Style (stil) n. 1.The way in which something is said, done, expressed, or performed. 2.The combination of distinctive features of literary or artistic expression, execution, or performance characterizing a particular person, group, school, or era. 3.Sort; type. 4.A quality of imagination and individuality expressed in one’s actions and tastes.

    That’s a dictionary’s attempt to define style. The photograph here, shot by Hungarian-born Sylvia Plachy, is part of a broader, more multi-dimensional effort by this year’s Penn Humanities Forum to define that elusive concept. Forty-seven of her works are now on display at the Arthur Ross Gallery—including “Repros,” which is the title of both the photograph and the exhibition itself.

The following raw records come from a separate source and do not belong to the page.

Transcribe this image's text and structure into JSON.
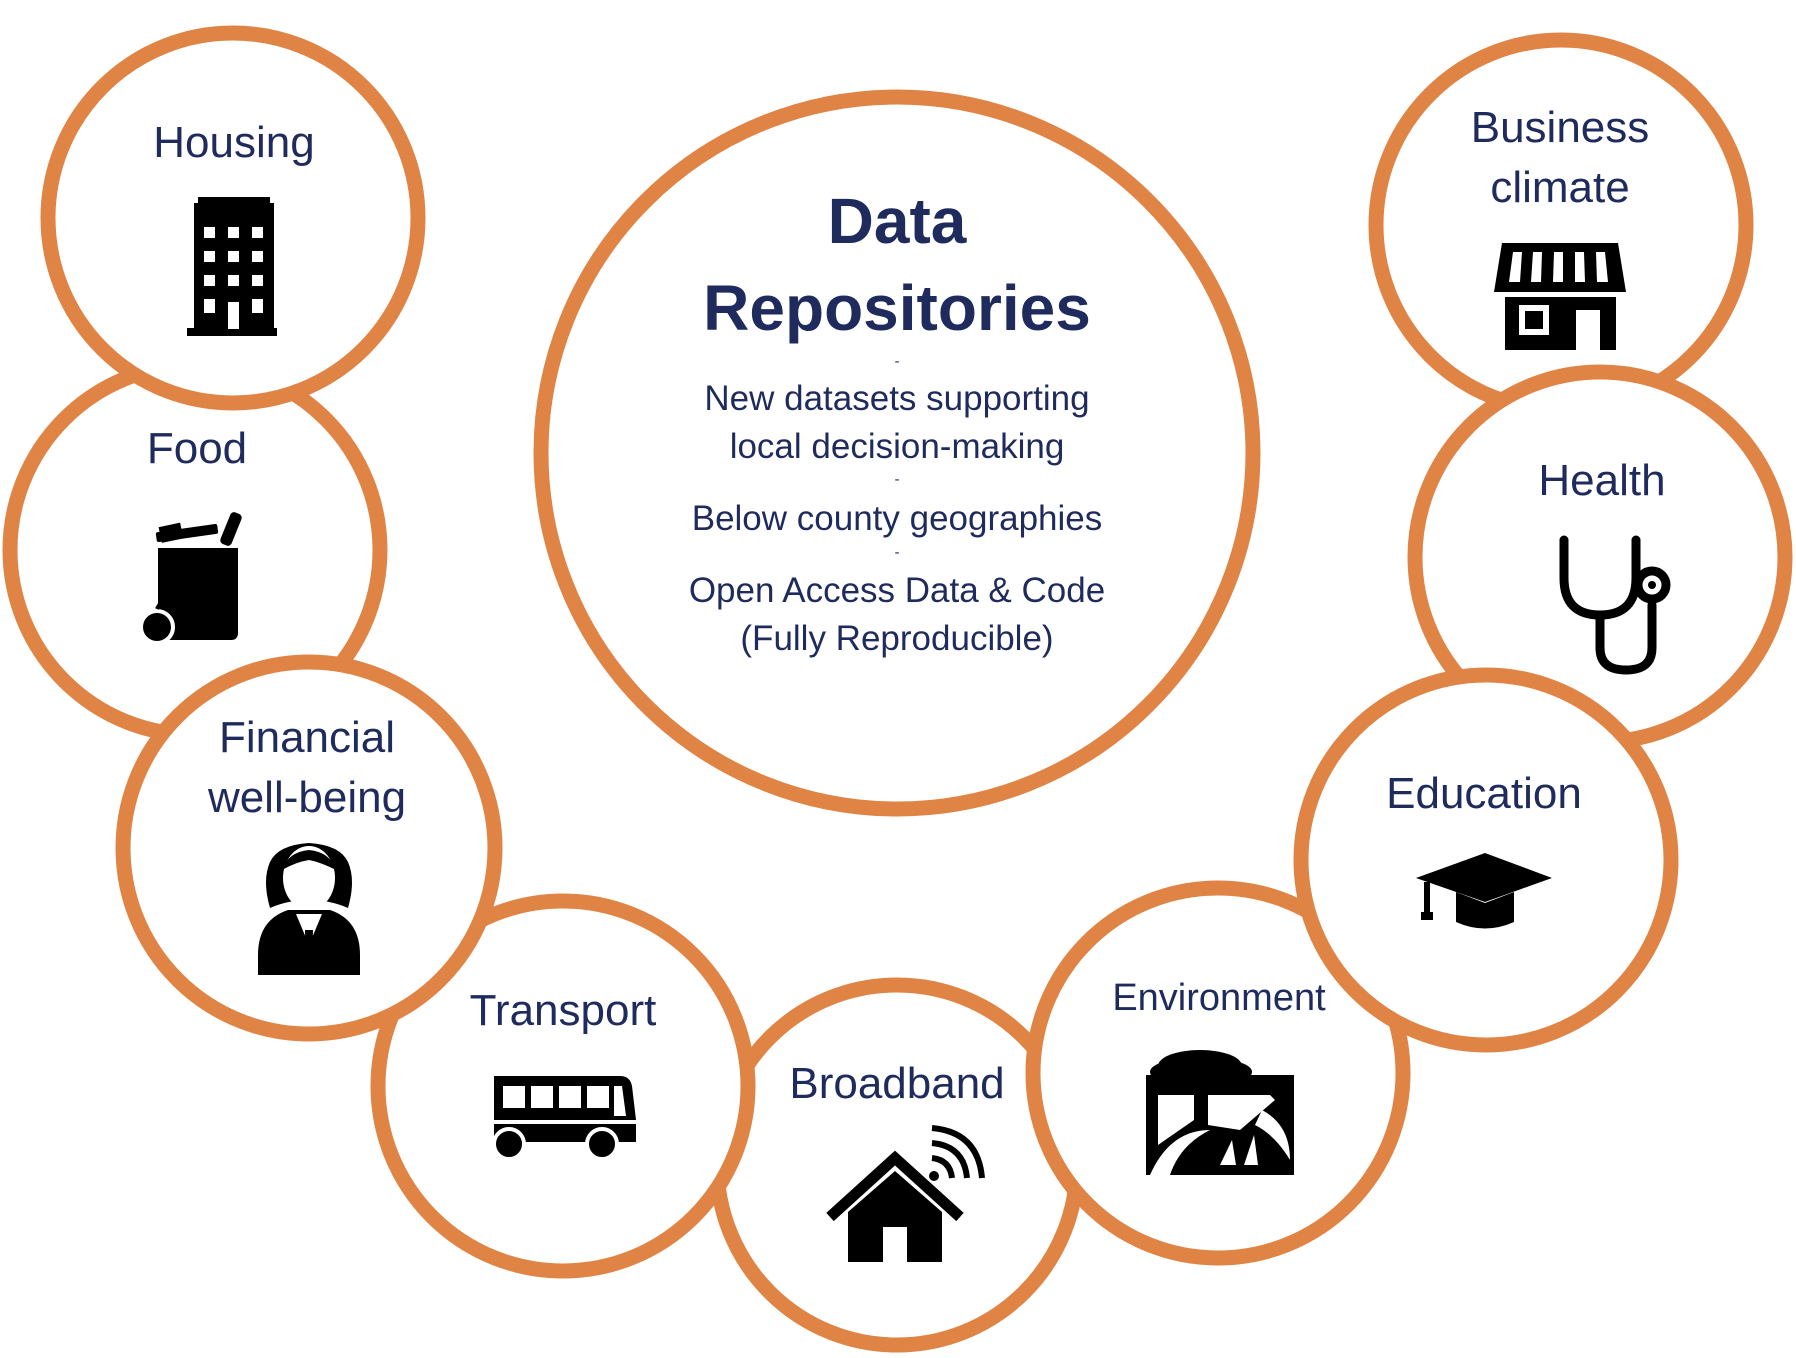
{
  "center": {
    "title_line1": "Data",
    "title_line2": "Repositories",
    "separator": "-",
    "point1_line1": "New datasets supporting",
    "point1_line2": "local decision-making",
    "point2": "Below county geographies",
    "point3_line1": "Open Access Data & Code",
    "point3_line2": "(Fully Reproducible)"
  },
  "topics": {
    "housing": "Housing",
    "food": "Food",
    "financial_line1": "Financial",
    "financial_line2": "well-being",
    "transport": "Transport",
    "broadband": "Broadband",
    "environment": "Environment",
    "education": "Education",
    "health": "Health",
    "business_line1": "Business",
    "business_line2": "climate"
  },
  "colors": {
    "ring": "#df8445",
    "text": "#1f2b5c",
    "icon": "#000000"
  },
  "icons": {
    "housing": "apartment-building-icon",
    "food": "grocery-bag-icon",
    "financial": "businesswoman-icon",
    "transport": "bus-icon",
    "broadband": "smart-home-wifi-icon",
    "environment": "nature-landscape-icon",
    "education": "graduation-cap-icon",
    "health": "stethoscope-icon",
    "business": "storefront-icon"
  }
}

    According to Dr. Dilys Winegrad Gr’70, the gallery’s director and curator, Plachy was invited to select her own works for the exhibition in conjunction with the Humanities Forum, and her “whimsical images capture the many ways we as humans impose and reflect style and styles in the world around us.”
    Plachy’s “Unguided Tour,” a column of photographs without commentary, ran for many years in The Village Voice, where she is staff photographer; her 1990 book by that name won the International Center for Photography’s Infinity Award for best publication. Her other books Red Light (1996) and this year’s Signs & Relics, which prompted filmmaker Wim Wenders to write: “I finally put Sylvia’s book down and realized in amazement that photographs can cover all the good word territories.”

“Repros: Photographs by Sylvia Plachy,” runs from Sept. 5 through Oct. 29 at the Arthur Ross Gallery.